For more information on Carole, visit BarrowmanBooks.com. And see below for her reviews:
"Guitar Genius: How Les Paul Engineered the Solid-Body Electric Guitar and Rocked the World" by Kim Tomsic and Brett Helquist - Les Paul is one of our hometown heroes and a rock music legend so I was thrilled to share this book with Finn. It’s Paul’s biography in illustrations that rock off the pages. How he invented the electric guitar, and how he changed the music business.
"Pete With No Pants" by Rowboat Watkins - Best title ever! You can’t help smiling before you even open the book. Pete is a baby elephant and he won’t wear pants. His mom chases after him all day trying to get him to put on his pants. What’s a mom to do? This is offbeat and whimsical, warm and loving. Kids of all ages will appreciate its message.
"Did You Take The B From my _ook?" by Beck Stanton and Matt Stanton - This book is part of the “Books That Drive Kids CRAZY” series so it’s perfect for your reluctant readers, and you guessed it there are no “bs” in the _ook. Someone sneezed and they’re gone. Also great for family read aloud time… I mean laugh aloud time.
"On The Come Up" by Angie Thomas - The is the second novel from Thomas who wrote the hugely successful The Hate You Give. Bri wants to continue her dad’s legacy and become a famous rapper (he died right before hit celebrity status), but her family is complicated and the world of rap even more so. Thomas does social issues with empathy and action and this book is a worthy sequel to her hit. Read it with your teenager.

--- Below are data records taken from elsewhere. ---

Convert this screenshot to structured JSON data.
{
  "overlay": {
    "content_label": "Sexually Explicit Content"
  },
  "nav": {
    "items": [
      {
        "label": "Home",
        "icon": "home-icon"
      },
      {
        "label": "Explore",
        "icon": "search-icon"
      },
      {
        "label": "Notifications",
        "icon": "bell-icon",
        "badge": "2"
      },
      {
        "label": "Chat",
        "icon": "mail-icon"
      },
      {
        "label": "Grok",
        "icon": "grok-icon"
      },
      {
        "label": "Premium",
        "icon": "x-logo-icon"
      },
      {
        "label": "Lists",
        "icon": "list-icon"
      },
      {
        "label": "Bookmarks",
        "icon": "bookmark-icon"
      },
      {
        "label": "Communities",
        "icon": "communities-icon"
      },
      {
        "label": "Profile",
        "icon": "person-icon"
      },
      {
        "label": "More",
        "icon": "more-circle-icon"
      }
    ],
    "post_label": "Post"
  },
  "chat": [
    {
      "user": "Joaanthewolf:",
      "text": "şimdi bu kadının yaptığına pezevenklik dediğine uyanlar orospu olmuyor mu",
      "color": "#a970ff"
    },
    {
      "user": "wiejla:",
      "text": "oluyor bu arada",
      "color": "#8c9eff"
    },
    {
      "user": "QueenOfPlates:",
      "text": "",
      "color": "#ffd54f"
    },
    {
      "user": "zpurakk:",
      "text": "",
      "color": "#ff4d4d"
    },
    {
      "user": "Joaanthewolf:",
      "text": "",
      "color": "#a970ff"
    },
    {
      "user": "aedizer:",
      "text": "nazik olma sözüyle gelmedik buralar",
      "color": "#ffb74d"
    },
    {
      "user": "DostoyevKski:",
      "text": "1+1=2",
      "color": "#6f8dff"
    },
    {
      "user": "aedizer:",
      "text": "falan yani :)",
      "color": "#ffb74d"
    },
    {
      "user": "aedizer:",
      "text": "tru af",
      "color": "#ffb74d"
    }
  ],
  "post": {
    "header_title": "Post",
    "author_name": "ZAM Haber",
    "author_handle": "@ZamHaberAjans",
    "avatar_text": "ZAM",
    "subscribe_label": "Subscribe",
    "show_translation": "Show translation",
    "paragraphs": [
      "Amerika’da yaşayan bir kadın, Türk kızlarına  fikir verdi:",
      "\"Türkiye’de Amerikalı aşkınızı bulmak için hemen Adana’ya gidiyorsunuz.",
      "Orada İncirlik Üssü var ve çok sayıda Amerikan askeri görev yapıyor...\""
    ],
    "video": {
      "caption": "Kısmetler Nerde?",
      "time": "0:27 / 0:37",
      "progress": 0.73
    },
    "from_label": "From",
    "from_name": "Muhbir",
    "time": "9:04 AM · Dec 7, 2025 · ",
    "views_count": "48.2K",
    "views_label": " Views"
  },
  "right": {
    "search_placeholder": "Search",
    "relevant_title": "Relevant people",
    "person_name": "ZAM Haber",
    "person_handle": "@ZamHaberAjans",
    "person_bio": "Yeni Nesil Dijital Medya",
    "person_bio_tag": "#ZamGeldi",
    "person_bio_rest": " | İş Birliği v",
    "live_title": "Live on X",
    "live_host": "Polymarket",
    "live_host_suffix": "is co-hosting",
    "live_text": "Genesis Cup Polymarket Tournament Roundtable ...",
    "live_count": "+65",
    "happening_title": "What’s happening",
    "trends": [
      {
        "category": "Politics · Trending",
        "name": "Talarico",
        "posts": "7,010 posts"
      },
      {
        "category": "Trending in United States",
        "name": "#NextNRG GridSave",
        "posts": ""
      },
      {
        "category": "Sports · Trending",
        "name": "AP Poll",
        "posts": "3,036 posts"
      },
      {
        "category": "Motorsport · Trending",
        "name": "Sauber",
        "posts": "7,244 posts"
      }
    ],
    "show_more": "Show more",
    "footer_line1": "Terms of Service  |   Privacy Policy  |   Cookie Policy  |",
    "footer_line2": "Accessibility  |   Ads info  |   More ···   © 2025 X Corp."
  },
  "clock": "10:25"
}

"Field Notes on Love" by Jennifer E. Smith - Hugo plans a romantic trip train ride across country with his girlfriend to celebrate their high school graduation. She dumps him, leaving him with two non-refundable tickets. He puts an ad in the paper for someone to take the second ticket. Mae, an artist who didn’t get into film school, answers his ad. This is a charming funny and wonderfully romantic story about young love and how it ‘may’ or ‘may’ not shape our futures. A swooning read aloud.